Underwood's performance is inspired by two people in his life: David Bryant, a paraplegic himself who has been disabled for 30 years, and Underwood's mother.
"I hope I'm not speaking out of turn," he said,"but my mother has had multiple sclerosis for 10 to 15 years. She's had a number of challenges throughout the years, going through depression -- and very difficult challenging times and what that did to her and to a family,'
"Just a month ago she had a mini stroke and was in the hospital. Those challenges -- what it does -- it puts you in touch with your mortality. So a couple of times over the last 10 years we thought we were going to lose her. But she's strong. She keeps coming back," he said.
His mentor is Bryant. "He was paralyzed at age 19 from a skiing accident, coming down the slope, did a flip, which he'd done before. He knew the flip wasn't quite right. He landed right on his spinal cord.
"He said something very interesting to me, 'It took me 10 years to grasp and understand and accept this is who I am,'" Underwood said.
The character of Robert Ironside became a TV staple in the late 1960s when Raymond Burr played him as a quiet, cerebral copper.
Underwood's take is far more physical. "Given that when we meet Ironside he's only two years into the journey, he hasn't given into it yet," Underwood said.
"He's going to exercise, he's going to will it back. Maybe modern medicine will catch up to what his injury is. Those are some of his demons.
"What a challenge! And that's what I was excited about."
People remember him from "L.A. Law" or "Dirty Sexy Money" or "The Event," but it was his role as the brutish Stanley Kowalski in Broadway's "Streetcar Named Desire" last year that earned him this part.
"Bob Greenblatt (chairman of NBC Entertainment) came to see it. Stanley Kowalski, he's physical, he's visceral, he's aggressive, he's damaged -- all those things. But he's all those things that's in this new version of 'Ironside,' a lot of those colors," he said.
Underwood, 49, shares many of those qualities. He was an Army brat, constantly traveling with his family as a kid.

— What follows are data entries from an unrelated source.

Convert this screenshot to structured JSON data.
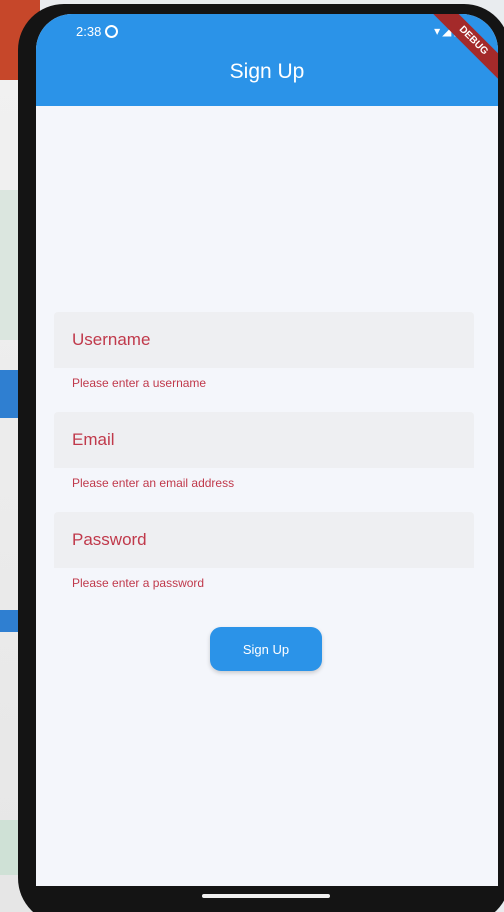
{
  "status_bar": {
    "time": "2:38",
    "signal_icons": "▾◢▮"
  },
  "debug_banner": "DEBUG",
  "app_bar": {
    "title": "Sign Up"
  },
  "form": {
    "fields": [
      {
        "label": "Username",
        "error": "Please enter a username"
      },
      {
        "label": "Email",
        "error": "Please enter an email address"
      },
      {
        "label": "Password",
        "error": "Please enter a password"
      }
    ],
    "submit_label": "Sign Up"
  },
  "colors": {
    "primary": "#2b93e8",
    "error": "#c0394b",
    "background": "#f4f6fb"
  }
}
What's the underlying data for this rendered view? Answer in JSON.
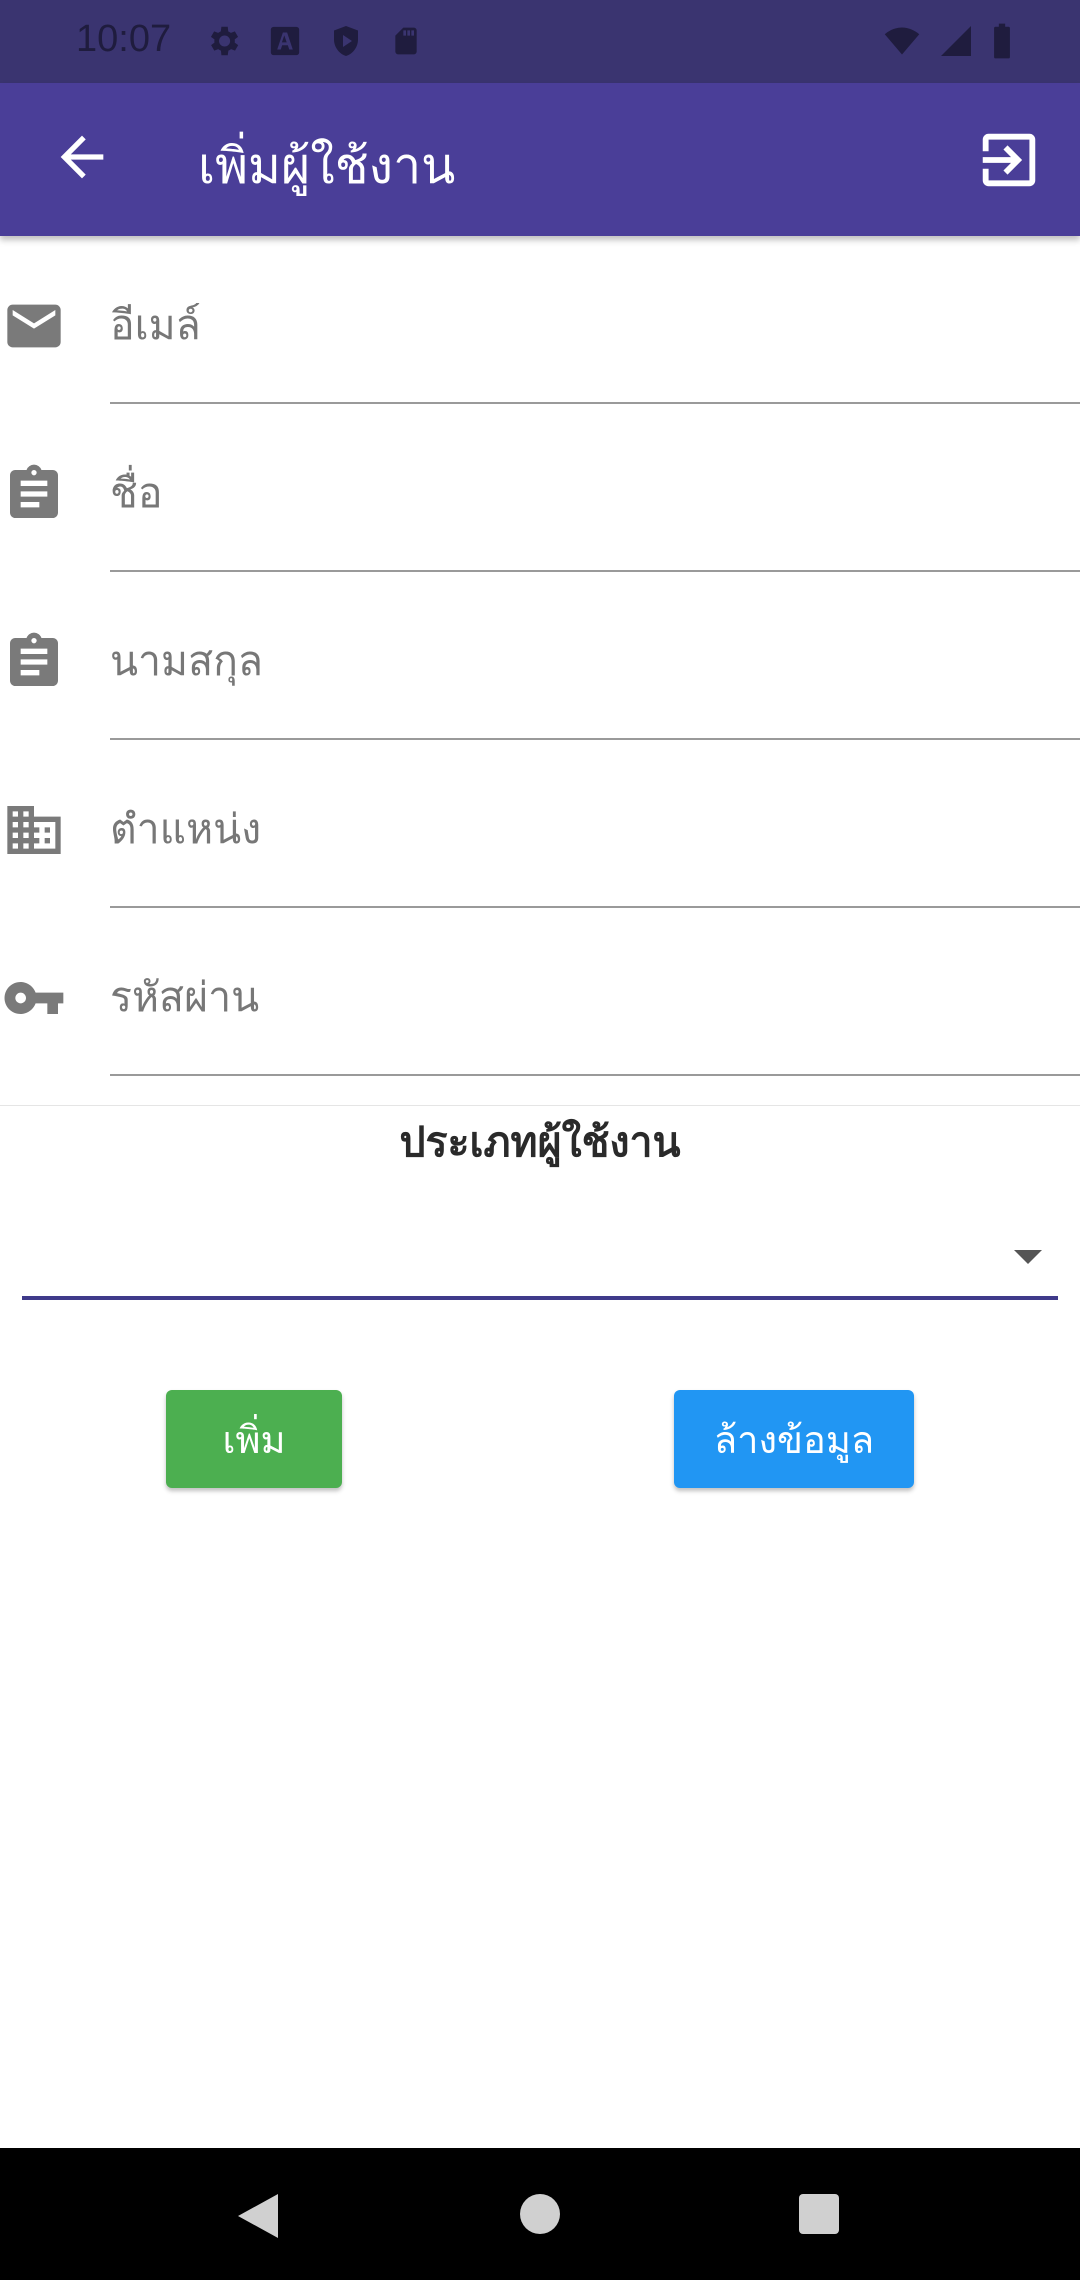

He moved eight or nine times by the time he was 15. "I remember being different, especially in Michigan where I was the only African-American kid in an all-white school for two years.
"But my community of friends were so cool, and they opened up and embraced me.
"My father was a military officer, so we were children of an officer, so that gives you a status and confidence. So I never bought into that I was less than anybody else."
Tough Toni: Toni Collette is co-starring in one of the fall's more interesting new series, "Hostages," premiering Monday on CBS.
She plays a mother and a surgeon who finds herself ministering to the president. With her family held hostage, she is ordered to kill her patient. The show will air in 15 episodes with a defined ending.
Collette says she likes the complexity of the character.
"She has a very high-pressure job that she's incredibly successful at. She's a mom. She's a wife. She's somewhat compromised at home even though she's successful at work," Collette said.
"And the thing that I really love about her the most is quite simple. I think here's a woman who, in a way, has been toeing the line her whole life, and she's put in a situation which makes her walk straight across that line and figure out who she really is and discover her true self."
The new "Ironside" premieres at 10 p.m. Oct. 2 on NBC.
"Hostages" premieres at 10 p.m. Monday on CBS.